33 “Sell your possessions and give to charity; make yourselves money belts which do not wear out, an unfailing treasure in heaven, where no thief comes near nor moth destroys. 34 For where your treasure is, there your heart will be also. 35 “ Be dressed in readiness, and keep your lamps lit. 36 Be like men who are waiting for their master when he returns from the wedding feast, so that they may immediately open the door to him when he comes and knocks. Luke 12:33-36 (NASB)
One recurring warning throughout the New Testament is that Christians should live in such a way that they will be ready when their Lord returns. What would that life look like? How should we live in order to be ready when He comes and knocks?…
I doubt that it would look like the self-indulgent, pop-culture oriented, heavily marketed, so-called Christian lifestyle that waters down the gospel and breeds “Christians” who are both theologically and scripturally ignorant. They follow “another Jesus” whose creators have designed to fit the image that draws the crowd they want. The “followers” of this “other Jesus” resent any call to live lives of repentance before a Holy God who is to be feared. What does the life look like that is prepared for our Lord’s return?
13 Therefore, prepare your minds for action, keep sober in spirit, fix your hope completely on the grace to be brought to you at the revelation of Jesus Christ. 1 Peter 1:13 (NASB)

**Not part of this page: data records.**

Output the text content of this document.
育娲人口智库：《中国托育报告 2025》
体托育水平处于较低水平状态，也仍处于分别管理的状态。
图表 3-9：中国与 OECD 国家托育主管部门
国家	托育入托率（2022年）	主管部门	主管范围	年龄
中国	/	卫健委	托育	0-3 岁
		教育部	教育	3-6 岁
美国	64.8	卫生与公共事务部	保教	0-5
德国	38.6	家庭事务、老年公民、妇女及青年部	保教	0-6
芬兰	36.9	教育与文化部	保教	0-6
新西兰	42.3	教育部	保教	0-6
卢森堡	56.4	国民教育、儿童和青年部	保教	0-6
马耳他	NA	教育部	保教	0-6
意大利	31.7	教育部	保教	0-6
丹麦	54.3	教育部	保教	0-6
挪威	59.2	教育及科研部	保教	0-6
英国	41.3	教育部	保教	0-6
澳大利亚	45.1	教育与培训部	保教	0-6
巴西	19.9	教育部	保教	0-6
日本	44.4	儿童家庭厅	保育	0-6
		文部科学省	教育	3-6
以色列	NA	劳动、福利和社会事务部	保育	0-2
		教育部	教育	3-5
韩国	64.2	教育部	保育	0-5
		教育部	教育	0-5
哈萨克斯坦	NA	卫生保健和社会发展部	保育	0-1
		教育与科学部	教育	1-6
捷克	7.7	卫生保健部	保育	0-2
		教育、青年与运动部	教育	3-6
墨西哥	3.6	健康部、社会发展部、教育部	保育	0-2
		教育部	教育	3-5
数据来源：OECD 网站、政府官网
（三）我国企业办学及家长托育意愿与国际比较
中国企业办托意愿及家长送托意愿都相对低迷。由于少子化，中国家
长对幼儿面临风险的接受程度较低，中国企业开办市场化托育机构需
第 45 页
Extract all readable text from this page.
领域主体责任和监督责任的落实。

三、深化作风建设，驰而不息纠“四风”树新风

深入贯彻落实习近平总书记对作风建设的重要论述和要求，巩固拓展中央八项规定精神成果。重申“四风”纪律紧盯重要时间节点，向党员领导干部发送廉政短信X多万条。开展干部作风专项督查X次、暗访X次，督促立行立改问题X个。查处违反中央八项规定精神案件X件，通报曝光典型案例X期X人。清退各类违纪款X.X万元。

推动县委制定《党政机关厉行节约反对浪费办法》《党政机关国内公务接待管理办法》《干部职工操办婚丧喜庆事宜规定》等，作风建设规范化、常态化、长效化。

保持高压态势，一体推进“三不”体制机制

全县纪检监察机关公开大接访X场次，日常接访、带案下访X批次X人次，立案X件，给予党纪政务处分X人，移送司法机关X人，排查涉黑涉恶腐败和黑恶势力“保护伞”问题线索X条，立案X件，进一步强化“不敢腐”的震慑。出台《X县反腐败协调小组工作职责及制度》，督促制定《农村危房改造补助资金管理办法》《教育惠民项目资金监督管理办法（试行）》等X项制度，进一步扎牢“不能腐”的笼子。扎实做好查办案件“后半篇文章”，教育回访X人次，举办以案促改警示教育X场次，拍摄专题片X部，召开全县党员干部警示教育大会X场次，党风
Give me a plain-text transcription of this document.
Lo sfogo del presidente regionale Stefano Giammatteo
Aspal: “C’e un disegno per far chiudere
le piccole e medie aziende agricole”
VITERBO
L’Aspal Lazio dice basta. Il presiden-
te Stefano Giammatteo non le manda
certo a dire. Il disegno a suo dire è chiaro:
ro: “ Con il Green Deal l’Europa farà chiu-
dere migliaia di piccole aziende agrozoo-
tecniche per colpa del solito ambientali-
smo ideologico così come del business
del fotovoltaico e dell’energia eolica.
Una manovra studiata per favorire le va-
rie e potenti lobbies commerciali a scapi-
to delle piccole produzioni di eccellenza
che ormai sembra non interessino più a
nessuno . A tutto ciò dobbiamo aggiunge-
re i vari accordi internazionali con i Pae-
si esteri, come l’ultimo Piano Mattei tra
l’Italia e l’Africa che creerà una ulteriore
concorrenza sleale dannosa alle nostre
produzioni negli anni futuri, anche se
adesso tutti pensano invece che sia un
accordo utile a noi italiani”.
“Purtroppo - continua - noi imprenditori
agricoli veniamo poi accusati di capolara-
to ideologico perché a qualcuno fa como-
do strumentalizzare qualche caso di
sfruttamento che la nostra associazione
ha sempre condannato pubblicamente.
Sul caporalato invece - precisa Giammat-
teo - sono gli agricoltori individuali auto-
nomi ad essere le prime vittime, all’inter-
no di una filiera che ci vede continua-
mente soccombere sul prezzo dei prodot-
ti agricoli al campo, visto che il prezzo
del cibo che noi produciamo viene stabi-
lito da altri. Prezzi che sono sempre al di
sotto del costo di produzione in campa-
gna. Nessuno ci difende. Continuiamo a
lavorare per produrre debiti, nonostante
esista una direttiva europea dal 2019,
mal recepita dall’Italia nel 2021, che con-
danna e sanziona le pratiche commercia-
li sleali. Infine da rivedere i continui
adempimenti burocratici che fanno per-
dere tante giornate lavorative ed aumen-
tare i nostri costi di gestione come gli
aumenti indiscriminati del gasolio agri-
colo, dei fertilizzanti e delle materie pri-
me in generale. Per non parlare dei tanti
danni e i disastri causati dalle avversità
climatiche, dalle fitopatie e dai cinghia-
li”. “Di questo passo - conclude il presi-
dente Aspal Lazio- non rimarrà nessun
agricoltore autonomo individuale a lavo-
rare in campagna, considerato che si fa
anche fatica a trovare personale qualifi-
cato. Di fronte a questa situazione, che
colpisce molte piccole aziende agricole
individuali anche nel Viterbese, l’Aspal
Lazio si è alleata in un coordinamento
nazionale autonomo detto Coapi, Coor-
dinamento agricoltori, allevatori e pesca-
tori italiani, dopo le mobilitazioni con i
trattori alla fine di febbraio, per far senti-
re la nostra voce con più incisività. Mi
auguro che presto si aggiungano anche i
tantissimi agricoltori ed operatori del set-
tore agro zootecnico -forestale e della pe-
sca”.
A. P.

The first word in this passage is “therefore” or διὸ. “Therefore” is a good translation. It could also have been rendered as “consequently.” This word is referring back to Peter’s exposition of how Christians are born again to a living hope. In light of the wonders of this salvation given to us in 1 Peter 1:3-12, we are being prepared for the eternal purpose of it and how we should live to be ready for it. The following phrase pertaining to this “therefore” is prepare your minds for action. However, the Greek actually should be translated as “girding up (ἀναζωσάμενοι) the loins (ὀσφύας) of your mind (διανοίας).” The NASB translation states what this colloquialism means to the 21st Century Christian, but the original translation would be like us telling our readers to “fasten their seat belts” or “roll up your sleeves.” This is a way to stress that what is required for the life that is prepared for the coming of the Lord is not one of passivity or laziness, but one prepared for vigorous and sustained spiritual exertion.